Ob schliesslich mit der SP Kandidatin ins gemeinsame Rennen gestiegen wird, würde erst in einem späteren Zeitpunkt festgelegt. Für Anderegg ist aber klar: «Stefanie Ingold ist eine Traumkandidatin. Sie hat Führungserfahrung, ist in der Stadt als langjährige Schulleiterin keine Unbekannte.» Diese Faktoren würden es wettmachen, dass sie noch keine politische Erfahrung hat. So will er keineswegs von einer Verlegenheitskandidatin sprechen. «Wir sind froh, dass wir Franziska Roth in Bern haben und sie dort für uns politisiert», so Anderegg.

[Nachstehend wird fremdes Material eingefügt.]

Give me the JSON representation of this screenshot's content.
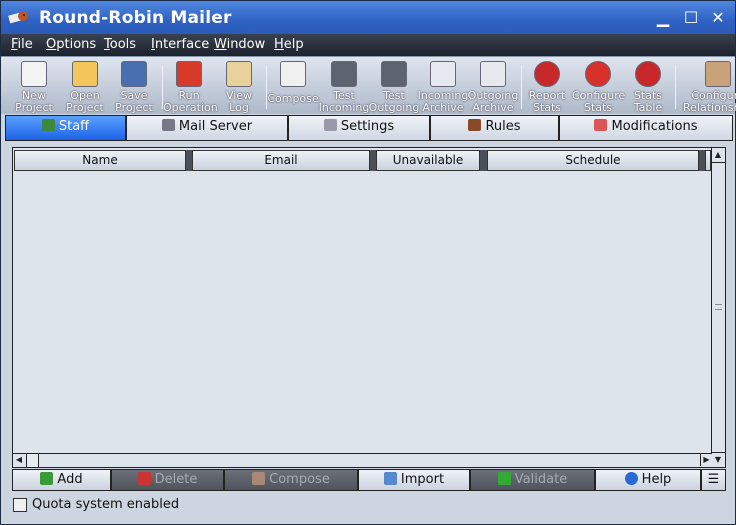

Harzige Suche bei den Sozialdemokraten

Die anderen Kandidatinnen haben sich aus verschiedenen Gründen anfangs Sommer aus dem Rennen genommen. Es seien auch mit der Juristinnen Anna Rüefli und Lea Wormser Gespräche geführt worden. Die zwei Frauen seien beruflich aber zu stark eingebunden. Dass Ingold im Sommer Interesse signalisiert hat, sei für die SP ein Glücksfall gewesen. Die Schulleiterin habe alle Voraussetzungen für diesen Job. Die Kandidatin wird am 23. September an der GV voraussichtlich offiziell als Kandidatin nominiert. Dass sich bis dann weitere Interessenten melden, sei unwahrscheinlich aber möglich. «Es verlief schon harzig, eine geeignete Person zu finden. Die meisten fähigen Personen sind beruflich schon stark eingebunden und können das nicht einfach aufgeben.» Dies sei aber parteiübergreifend ein Thema. «Jetzt haben wir aber eine gute Ausgangslage», ist er überzeugt.

Das Rennen bei den Grünen ist noch im Gang

Auch die Grünen sind überzeugt, dass ihre Kandidaten fit für den Job sind. Dass beide noch jung sind, sei kein Handicap. «Kurt Fluri war schliesslich auch erst 38 Jahre alt, als er sein Amt antrat», meint Flück. Ob Gantenbein, Schauwecker oder jemand anders das Rennen für die Grünen bestreitet, wird erst im Oktober an der Mitgliederversammlung entschieden.